THIS OPINION HAS NO PRECEDENTIAL VALUE. IT SHOULD NOT BE CITED OR RELIED ON AS PRECEDENT IN ANY PROCEEDING EXCEPT AS PROVIDED BY RULE 239(d)(2), SCACR.
THE STATE OF SOUTH CAROLINA
In The Supreme Court
In the Matter of Michael E., a juvenile under the age of seventeen, Appellant.
Appeal from Sumter County
Frances P. Segars-Andrews, Family Court Judge
Walter H. Sanders, Jr., Family Court Judge
Memorandum Opinion No. 2006-MO-043
Submitted November 15, 2006 – Filed December 11, 2006
Chief Attorney Joseph L. Savitz, III, of Columbia, and James H. Babb, of Sumter, for Appellant.
Attorney General Henry Dargan McMaster, Chief Deputy Attorney General John W. McIntosh, Assistant Deputy Attorney General Salley W. Elliott, and Senior Assistant Attorney General Norman Mark Rapoport, all of Columbia, and Solicitor Cecil Kelly Jackson, of Sumter, for the State.
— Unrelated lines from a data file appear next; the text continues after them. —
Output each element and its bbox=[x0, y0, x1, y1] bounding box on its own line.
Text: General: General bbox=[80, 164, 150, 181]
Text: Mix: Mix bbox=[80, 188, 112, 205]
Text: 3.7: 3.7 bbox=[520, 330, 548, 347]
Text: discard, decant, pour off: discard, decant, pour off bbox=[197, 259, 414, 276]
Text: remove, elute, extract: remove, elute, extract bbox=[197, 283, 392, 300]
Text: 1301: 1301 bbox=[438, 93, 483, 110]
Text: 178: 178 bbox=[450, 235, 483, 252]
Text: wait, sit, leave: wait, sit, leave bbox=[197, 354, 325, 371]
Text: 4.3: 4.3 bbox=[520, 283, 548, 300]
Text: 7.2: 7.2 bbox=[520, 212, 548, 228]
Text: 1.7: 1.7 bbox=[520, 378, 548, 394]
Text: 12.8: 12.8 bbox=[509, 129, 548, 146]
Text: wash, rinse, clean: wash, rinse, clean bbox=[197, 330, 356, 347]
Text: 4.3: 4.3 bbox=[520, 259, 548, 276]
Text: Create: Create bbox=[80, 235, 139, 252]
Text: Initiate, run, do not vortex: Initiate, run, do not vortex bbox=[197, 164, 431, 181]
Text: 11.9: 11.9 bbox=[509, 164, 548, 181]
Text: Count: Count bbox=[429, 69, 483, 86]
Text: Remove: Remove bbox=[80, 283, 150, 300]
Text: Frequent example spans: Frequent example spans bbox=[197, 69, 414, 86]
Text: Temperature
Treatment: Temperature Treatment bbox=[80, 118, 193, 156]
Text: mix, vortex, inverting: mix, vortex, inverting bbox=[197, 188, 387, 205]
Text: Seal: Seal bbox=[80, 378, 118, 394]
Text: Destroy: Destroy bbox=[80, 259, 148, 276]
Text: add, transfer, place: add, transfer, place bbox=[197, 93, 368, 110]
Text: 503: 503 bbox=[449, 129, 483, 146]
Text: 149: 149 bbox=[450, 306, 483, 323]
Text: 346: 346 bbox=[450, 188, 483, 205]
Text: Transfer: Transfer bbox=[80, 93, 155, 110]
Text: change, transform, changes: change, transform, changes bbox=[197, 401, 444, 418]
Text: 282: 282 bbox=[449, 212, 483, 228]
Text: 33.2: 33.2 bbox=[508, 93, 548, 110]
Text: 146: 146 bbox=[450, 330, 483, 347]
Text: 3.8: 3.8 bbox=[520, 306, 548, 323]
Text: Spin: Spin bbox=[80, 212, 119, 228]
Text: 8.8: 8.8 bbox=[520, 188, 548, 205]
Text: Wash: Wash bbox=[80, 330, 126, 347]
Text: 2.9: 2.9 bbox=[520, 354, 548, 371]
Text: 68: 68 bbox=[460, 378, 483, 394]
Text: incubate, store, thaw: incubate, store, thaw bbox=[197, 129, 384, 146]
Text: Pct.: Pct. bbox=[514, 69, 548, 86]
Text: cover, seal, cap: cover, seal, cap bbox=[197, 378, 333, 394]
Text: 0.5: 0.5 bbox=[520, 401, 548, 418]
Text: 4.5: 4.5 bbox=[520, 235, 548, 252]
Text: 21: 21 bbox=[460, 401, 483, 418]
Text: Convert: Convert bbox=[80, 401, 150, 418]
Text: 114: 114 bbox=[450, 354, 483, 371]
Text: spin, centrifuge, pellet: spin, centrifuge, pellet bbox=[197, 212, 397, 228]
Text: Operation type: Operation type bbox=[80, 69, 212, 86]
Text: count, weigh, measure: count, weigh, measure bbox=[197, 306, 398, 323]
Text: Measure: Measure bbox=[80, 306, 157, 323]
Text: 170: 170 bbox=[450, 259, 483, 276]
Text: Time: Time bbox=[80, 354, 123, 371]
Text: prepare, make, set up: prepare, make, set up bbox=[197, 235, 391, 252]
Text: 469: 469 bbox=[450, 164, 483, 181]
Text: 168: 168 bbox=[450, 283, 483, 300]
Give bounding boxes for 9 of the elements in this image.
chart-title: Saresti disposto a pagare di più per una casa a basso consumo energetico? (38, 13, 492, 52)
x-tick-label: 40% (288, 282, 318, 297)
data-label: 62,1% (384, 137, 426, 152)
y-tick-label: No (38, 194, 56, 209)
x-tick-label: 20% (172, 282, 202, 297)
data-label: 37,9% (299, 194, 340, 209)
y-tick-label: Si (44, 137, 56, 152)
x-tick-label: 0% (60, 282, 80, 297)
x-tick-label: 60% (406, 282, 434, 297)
PER CURIAM: In the family court, Appellant moved to quash his delinquency petition on the grounds that S.C. Code Ann. § 16-17-420 (2003), the “disturbing schools” statute, was unconstitutionally vague and overbroad. The family court denied Appellant’s motion. We affirm the family court’s decision pursuant to Rule 220(b)(1), SCACR, and the following authority: In the Interest of Amir X.S., a juvenile under the age of seventeen, Op. No. 26219 (S.C. Sup. Ct. filed Nov. 6, 2006) (Shearouse Adv. Sh. No. 42 at 23) (holding that the disturbing schools statute is not unconstitutionally overbroad and that a juvenile whose conduct falls clearly within the statute’s scope does not have standing to contest the statute on vagueness grounds).
TOAL, C.J., MOORE, WALLER, BURNETT and PLEICONES, JJ., concur.